Administração e o bem geral: 60 anos de contribuições à sociedade

As comemorações dos marcos profissionais cumprem papel vital não apenas para fortalecer a identidade de seus integrantes, mas também para evidenciar as contribuições que essas categorias oferecem à sociedade.

A celebração do Jubileu de Diamante dos 60 anos da regulamentação da profissão de Administrador, realizada no último 17 de setembro na Assembleia Legislativa do Estado do Rio de Janeiro, junto ao Conselho Regional de Administração (CRA-RJ), ao homenagear um grupo de profissionais que se destacam na construção e execução de políticas e estratégias de interesse público, insere-se nesse contexto. E mais do que isso: trata-se de uma oportunidade singular para refletir sobre o papel da Administração na construção de um país melhor.

O aniversário de 60 anos da profissão remete às suas raízes técnico‑acadêmicas. O ensaio The Study of Administration, de Woodrow Wilson (1887), lançou as bases da identidade disciplinar da Administração Pública como campo de conhecimento, ainda que artificialmente separando-a da política – dicotomia que foi mais adiante criticada.

Posteriormente, o foco na eficiência industrial, defendido por Frederick Taylor, Henri Fayol e Alexei Stakhanov, foi complementado por Herbert Simon, Nobel de Economia de 1978, que destacou a importância dos processos decisórios para o desafio teleológico maior na promoção da eficácia na obtenção de metas, objetivos e resultados.

E assim, a Administração foi se consolidando como um campo interdisciplinar, incorporando contribuições da Estatística, Sociologia, Antropologia, Psicologia, Economia, Direito e da Informática, orientadas para as dinâmicas sistêmicas, organizacionais e interorganizacionais, em variados contextos institucionais, públicos e privados.

No campo da aplicação do conhecimento no Brasil, é na Era Vargas que a Administração ganha seu perfil profissional. Sob a direção de Luiz Simões Lopes, o Departamento Administrativo do Serviço Público (DASP) formatou as bases da departamentalização ministerial e dos processos do orçamento, da contabilidade pública, da administração financeira, das compras e da gestão dos recursos humanos, modernizando a gestão do Estado.

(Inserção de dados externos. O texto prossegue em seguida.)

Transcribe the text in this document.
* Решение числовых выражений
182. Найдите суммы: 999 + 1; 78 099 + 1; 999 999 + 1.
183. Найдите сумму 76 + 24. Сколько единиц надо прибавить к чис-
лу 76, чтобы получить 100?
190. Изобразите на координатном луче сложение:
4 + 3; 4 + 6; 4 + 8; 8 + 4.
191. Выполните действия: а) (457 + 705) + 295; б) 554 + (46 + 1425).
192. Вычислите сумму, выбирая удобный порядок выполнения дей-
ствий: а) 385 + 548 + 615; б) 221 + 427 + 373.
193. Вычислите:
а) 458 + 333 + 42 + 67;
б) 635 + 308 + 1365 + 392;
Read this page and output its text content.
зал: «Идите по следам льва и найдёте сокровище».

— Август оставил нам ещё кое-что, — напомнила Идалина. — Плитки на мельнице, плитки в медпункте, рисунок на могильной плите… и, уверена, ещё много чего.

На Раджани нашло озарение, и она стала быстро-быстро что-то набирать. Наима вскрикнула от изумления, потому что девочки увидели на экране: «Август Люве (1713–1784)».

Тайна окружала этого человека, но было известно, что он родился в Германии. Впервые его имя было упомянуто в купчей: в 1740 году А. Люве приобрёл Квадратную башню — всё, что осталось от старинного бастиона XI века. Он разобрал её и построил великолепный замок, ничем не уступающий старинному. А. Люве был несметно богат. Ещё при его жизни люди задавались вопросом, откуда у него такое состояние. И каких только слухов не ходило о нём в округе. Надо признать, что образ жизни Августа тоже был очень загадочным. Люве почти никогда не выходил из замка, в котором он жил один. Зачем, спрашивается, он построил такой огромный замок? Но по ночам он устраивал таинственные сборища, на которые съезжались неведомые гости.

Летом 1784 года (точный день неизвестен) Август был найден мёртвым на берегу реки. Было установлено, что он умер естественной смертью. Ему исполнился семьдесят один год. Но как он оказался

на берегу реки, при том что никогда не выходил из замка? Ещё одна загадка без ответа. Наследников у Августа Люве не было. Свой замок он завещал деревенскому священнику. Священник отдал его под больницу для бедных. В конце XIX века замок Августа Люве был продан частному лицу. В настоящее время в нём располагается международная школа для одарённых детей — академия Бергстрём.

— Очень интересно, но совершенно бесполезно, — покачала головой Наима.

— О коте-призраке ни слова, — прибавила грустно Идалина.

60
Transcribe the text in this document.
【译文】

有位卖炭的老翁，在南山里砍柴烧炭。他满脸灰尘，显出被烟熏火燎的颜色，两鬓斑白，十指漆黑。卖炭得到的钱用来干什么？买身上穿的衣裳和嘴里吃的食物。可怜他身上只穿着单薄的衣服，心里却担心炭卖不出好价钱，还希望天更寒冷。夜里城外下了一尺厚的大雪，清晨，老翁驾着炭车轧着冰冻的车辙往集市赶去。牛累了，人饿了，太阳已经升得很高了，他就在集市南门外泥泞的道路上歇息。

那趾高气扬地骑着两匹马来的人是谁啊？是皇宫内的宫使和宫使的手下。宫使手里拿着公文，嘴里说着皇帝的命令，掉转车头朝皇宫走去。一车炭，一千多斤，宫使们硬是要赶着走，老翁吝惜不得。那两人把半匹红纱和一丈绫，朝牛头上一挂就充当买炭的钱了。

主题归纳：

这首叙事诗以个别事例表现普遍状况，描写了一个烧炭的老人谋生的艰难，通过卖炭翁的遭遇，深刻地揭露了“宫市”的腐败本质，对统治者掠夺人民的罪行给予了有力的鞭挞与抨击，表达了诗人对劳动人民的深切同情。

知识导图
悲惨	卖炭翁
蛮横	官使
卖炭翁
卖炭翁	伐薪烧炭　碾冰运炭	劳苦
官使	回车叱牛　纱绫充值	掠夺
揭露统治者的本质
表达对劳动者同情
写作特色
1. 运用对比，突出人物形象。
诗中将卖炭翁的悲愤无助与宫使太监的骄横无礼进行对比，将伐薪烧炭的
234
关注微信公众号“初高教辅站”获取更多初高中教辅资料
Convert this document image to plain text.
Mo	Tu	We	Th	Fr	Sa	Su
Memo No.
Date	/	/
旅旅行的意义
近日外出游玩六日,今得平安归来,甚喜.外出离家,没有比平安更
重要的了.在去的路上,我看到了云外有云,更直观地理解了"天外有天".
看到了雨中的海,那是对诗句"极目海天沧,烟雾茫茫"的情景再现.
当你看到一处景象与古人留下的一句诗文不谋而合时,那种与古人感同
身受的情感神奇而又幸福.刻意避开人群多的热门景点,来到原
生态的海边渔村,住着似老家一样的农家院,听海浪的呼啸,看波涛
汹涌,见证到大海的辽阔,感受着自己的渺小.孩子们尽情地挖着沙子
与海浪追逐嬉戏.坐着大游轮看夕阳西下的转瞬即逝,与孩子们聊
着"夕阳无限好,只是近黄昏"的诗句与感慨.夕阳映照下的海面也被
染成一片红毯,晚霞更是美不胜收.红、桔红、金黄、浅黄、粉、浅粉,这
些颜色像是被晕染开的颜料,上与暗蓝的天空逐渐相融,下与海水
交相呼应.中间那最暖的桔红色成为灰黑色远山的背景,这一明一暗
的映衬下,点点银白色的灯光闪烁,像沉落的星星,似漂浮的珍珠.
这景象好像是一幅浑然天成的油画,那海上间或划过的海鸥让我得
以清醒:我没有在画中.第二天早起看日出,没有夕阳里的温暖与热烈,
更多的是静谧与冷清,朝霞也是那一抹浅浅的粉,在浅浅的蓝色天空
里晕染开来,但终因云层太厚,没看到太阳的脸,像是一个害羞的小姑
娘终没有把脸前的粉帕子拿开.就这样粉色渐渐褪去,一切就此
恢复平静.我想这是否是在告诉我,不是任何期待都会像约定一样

Em 1944, também sob a liderança de Luiz Simões Lopes, foi criada a Fundação Getulio Vargas, onde nasceram a Escola Brasileira de Administração Pública (1952), sob os auspícios da ONU, e a Escola de Administração de Empresas de São Paulo (1954). Desde então, as bases acadêmicas de formação e especialização de nossos administradores avançou enormemente, com um crescimento exponencial de escolas e departamentos universitários por todo o país, tornando a Administração em um dos cursos com mais matrículas do ensino superior brasileiro.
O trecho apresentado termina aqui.